The Moorebank Intermodal project has been underway for years. It was put in a budget well before the 2013 budget. It has been underway. An Infrastructure Australia board member—Kerry Schott, who is a fine member—is the Chair of the Moorebank Intermodal Company and yet a press release came out today from Minister Fletcher saying that somehow this is new and is now on the infrastructure priority list. It is an absolutely extraordinary position taken by those opposite.

What we saw in the budget was a $1 billion cut in infrastructure and investment over what had been allocated by the coalition government previously. There has been a $1 billion cut, including $853 million cut from the Asset Recycling Fund as well as a $162 million cut. Since then we have seen the backpacker tax debacle that impacts on the tourism sector. Now out of nowhere there has been a $5 increase in the passenger movement charge. It is exactly the same process that led to the backpacker tax debacle—no consultation and no economic analysis of what the impact would be.

This is a government that is simply not competent when it comes to infrastructure. In the WestConnex project we have seen a complete debacle. We see a road tunnel begun without knowing where it is going to pop up. We have seen more than a dozen design and scope changes to the project. This is the sort of thing that is going on in my electorate. I note that the person in charge of planning responsibility in New South Wales, Lucy Turnbull, did not even know that there had been more than 100 heritage homes demolished in one suburb—Haberfield—in my electorate. She was completely oblivious to it.

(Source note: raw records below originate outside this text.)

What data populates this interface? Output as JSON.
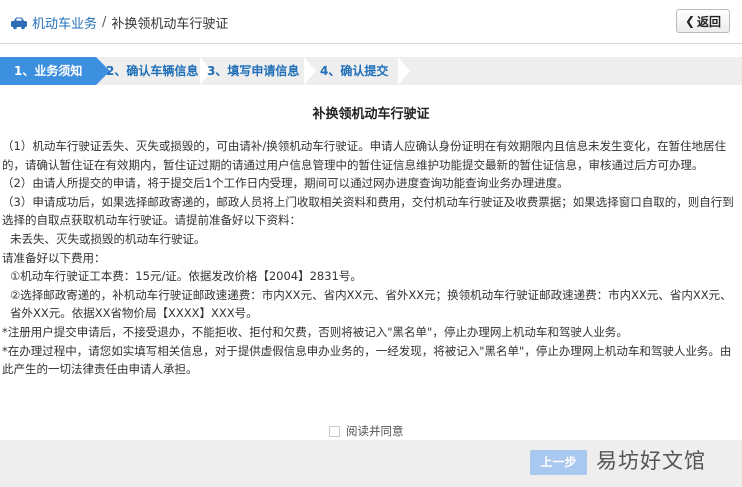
{
  "header": {
    "breadcrumb_root": "机动车业务",
    "breadcrumb_sep": "/",
    "breadcrumb_current": "补换领机动车行驶证",
    "back_label": "返回"
  },
  "steps": [
    {
      "label": "1、业务须知",
      "active": true
    },
    {
      "label": "2、确认车辆信息",
      "active": false
    },
    {
      "label": "3、填写申请信息",
      "active": false
    },
    {
      "label": "4、确认提交",
      "active": false
    }
  ],
  "document": {
    "title": "补换领机动车行驶证",
    "paragraphs": [
      "（1）机动车行驶证丢失、灭失或损毁的，可由请补/换领机动车行驶证。申请人应确认身份证明在有效期限内且信息未发生变化，在暂住地居住的，请确认暂住证在有效期内，暂住证过期的请通过用户信息管理中的暂住证信息维护功能提交最新的暂住证信息，审核通过后方可办理。",
      "（2）由请人所提交的申请，将于提交后1个工作日内受理，期间可以通过网办进度查询功能查询业务办理进度。",
      "（3）申请成功后，如果选择邮政寄递的，邮政人员将上门收取相关资料和费用，交付机动车行驶证及收费票据；如果选择窗口自取的，则自行到选择的自取点获取机动车行驶证。请提前准备好以下资料：",
      "未丢失、灭失或损毁的机动车行驶证。",
      "请准备好以下费用：",
      "①机动车行驶证工本费：15元/证。依据发改价格【2004】2831号。",
      "②选择邮政寄递的，补机动车行驶证邮政速递费：市内XX元、省内XX元、省外XX元；换领机动车行驶证邮政速递费：市内XX元、省内XX元、省外XX元。依据XX省物价局【XXXX】XXX号。",
      "*注册用户提交申请后，不接受退办，不能拒收、拒付和欠费，否则将被记入\"黑名单\"，停止办理网上机动车和驾驶人业务。",
      "*在办理过程中，请您如实填写相关信息，对于提供虚假信息申办业务的，一经发现，将被记入\"黑名单\"，停止办理网上机动车和驾驶人业务。由此产生的一切法律责任由申请人承担。"
    ]
  },
  "agree_label": "阅读并同意",
  "footer": {
    "prev_label": "上一步",
    "watermark": "易坊好文馆"
  },
  "icons": {
    "car": "car-icon",
    "back": "chevron-left-icon",
    "watermark_logo": "house-logo-icon"
  },
  "colors": {
    "accent": "#3d8fe0",
    "link": "#1f6fb8",
    "prev_button": "#a9c8ef",
    "step_bar": "#eeeeee"
  }
}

No wonder they are angry. I got this letter from a constituent in Northcote Street, Haberfield, just over the weekend. It is a copy of a letter to the WestConnex authority complaining about the works that are occurring. The writer said:

'On 7 October my work was disturbed midmorning—as you know from our face-to-face meetings I work from home—by the noise from tree cutting and mulching in the street. I went out to find a WestConnex team destroying the trees on the verge of the street as well as cutting the 100-year-old frangipani in my garden, without any permission being given on my part. I could have given them a lecture on the garden suburb planning principles behind Haberfield's inception and why that is still important in today's environmentally fragile world, but I would have been wasting my breath. This tree destruction work was all without notice, as the WestConnex team leader smugly advised me. To add insult to injury, a note was put in our letterboxes later that day stating that our trees were to be cut that day.'

That is this mob's idea of communication. It is what is occurring. Blackmore Park in Leichhardt is under threat. A whole series of decisions are being made without proper planning and without proper consultation with residents. That is why there is such a backlash, in particular against the Baird government but also because of this government's failure, when it comes to infrastructure, to undertake proper planning and make sure that it occurs. The funding came first, and then the planning and the approvals came much later. They have got it the wrong way up, and it stands in stark contrast to what they said they would do prior to the election. They said they would have proper analysis for all projects above $100 million in value.

This government has changed some of its rhetoric on public transport and cities and urban policy, but it has not changed any of the policies, and it certainly is not changing any of the outcomes. That is why this government's infrastructure agenda has been treated with such contempt not just by communities around Australia but also by the business community, which understands that this is a government that has simply failed to deliver.